When Leon and I went on our first trip to Italy last year, we accompanied a group of other PBS-loving strangers on a two-week whirl through Venice, Florence and Rome.
I’m glad we did, and not just because our tour allowed us to float past crowds into the Vatican, stream through lines into the Duomo and brush past queues at St. Mark’s—though I totally loved that bit.
Of course, I’m glad we did for a million reasons not pertaining to long lines, but particularly because one afternoon in Florence, we and our fellow PBS lovers donned clear plastic aprons, washed our hands vigorously and took a cooking lesson from a bright-eyed Italian wag who taught us how to make fresh pasta from scratch.
I have to admit that while standing in that Florentine kitchen, my middle-aged posture was one of a disaffected teen—all studied ennui.
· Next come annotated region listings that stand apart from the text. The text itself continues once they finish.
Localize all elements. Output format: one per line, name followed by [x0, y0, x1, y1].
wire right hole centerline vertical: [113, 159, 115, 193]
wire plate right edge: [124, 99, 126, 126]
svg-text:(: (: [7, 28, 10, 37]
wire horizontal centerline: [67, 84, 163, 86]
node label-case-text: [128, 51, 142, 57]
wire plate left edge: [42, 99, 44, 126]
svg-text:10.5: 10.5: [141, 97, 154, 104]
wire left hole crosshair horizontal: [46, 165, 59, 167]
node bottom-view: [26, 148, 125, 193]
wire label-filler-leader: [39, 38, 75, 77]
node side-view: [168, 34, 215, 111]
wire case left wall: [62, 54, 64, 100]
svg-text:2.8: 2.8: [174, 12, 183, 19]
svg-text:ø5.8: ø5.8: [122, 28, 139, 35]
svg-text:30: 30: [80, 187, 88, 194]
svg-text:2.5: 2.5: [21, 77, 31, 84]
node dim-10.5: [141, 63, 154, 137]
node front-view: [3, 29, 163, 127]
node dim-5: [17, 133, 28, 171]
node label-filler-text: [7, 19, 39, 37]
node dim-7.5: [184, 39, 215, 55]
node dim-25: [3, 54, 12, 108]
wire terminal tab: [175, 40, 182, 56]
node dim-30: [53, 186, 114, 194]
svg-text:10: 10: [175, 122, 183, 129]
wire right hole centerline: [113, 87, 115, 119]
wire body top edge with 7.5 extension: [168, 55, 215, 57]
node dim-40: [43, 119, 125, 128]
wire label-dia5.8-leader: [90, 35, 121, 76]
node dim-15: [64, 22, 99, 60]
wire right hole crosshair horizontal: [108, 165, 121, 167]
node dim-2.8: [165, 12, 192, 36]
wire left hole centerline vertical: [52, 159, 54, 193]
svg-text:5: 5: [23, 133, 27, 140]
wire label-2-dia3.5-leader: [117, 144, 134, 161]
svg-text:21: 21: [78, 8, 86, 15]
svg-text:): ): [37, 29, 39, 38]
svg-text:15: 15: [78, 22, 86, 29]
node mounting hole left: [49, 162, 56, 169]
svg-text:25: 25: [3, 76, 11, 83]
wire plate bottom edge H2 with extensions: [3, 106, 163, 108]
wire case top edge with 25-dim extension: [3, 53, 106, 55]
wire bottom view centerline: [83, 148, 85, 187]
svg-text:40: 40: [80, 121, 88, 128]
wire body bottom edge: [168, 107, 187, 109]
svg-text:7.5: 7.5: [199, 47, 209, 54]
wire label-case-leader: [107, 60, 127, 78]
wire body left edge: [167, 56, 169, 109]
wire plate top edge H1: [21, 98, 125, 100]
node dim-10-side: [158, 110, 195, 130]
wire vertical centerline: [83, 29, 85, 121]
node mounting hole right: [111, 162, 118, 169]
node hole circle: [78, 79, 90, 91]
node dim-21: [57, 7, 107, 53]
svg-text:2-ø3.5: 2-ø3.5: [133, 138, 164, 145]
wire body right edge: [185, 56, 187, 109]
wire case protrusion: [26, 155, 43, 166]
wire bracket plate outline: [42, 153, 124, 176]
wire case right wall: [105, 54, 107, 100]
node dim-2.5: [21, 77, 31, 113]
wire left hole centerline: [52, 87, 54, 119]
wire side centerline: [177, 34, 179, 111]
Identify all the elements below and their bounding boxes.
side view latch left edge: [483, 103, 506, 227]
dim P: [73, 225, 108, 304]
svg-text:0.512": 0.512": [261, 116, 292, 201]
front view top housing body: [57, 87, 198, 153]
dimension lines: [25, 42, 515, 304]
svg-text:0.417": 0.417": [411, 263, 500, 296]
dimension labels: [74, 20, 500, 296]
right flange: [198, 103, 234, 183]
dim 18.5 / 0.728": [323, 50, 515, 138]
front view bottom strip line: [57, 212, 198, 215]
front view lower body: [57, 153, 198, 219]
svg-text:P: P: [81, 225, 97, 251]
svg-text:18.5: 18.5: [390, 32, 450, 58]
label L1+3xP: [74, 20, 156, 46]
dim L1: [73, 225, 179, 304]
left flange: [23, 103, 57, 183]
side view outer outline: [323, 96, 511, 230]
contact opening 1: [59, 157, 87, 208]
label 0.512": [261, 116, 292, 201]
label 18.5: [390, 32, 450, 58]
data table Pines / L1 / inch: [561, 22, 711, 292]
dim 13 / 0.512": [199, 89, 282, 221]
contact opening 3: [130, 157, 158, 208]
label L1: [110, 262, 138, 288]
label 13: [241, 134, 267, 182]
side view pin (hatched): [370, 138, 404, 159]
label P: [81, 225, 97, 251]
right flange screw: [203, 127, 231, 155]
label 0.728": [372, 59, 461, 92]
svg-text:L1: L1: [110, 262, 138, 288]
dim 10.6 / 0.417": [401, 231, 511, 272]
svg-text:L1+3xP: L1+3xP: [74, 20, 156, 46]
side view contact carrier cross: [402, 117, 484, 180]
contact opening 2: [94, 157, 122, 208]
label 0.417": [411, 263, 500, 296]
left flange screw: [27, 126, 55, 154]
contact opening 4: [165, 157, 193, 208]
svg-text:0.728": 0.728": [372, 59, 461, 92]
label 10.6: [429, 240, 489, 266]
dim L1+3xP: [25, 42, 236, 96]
My tour companions looked so dumb and old! I hope, I thought, I die-die-die before that happens to me.
Then I caught sight of myself in a polished steel refrigerator door. Oh, right. I don’t hope I die, I don’t hope I die! Turns out, I’m no longer 17. I’m just like them, thrilled to be on a PBS lovers’ tour of Italy about to make pasta. Which happens to be one of the easiest bloody things to do in the world.
The trick with pasta, our Italian wag instructed, is to take out the liquid you put in. “Scarsa” is the word he introduced. “Scant.” Put a little in, take most of it out. He poured two cups of yellow semolina flour into a pyramid on the steel table in front of each group. He added one small cup of tepid tap water to each table. “Don’t use it all,” he warned in his excellent English. Scarsa.
We each took turns tipping a sacred amount of water into the semolina to gently incorporate. The flour, which is rough like sand, slowly drank it in. “Now you knead,” he said, using his palm to push the water from what was quickly becoming a pliable dough.
“Now you rest,” he said with a smile, wrapping the dough in plastic, placing it in that damned mirror-like fridge and instructing us that it was time for wine. There wasn’t a PBS lover among us who didn’t like hearing that command.
Arriving home from Italy, Leon and I soon went to the local fancy culinary store. A Wellness 150 hand-cranked pasta machine awaited, red and chic. We brought it home, clamped it onto a table, dusted it with semolina to “clean” it and began our Great Pasta Experiment.
Truth be told, it’s not much of an experiment. I haven’t yet tried ravioli or anything folded and tucked or stuffed. But fettuccine? Yes, ma’am. Best of all: homemade pasta is forgiving. Mine always looks like hell when it’s hanging from my fancy store rack and looks like heaven when streamed into a colander after cooking.
Plus, no one understands how easy this congregation of flour and water really is. Maybe you have to be middle-aged to enjoy it. Perhaps public television helps. I doubt it. It’s really about scant.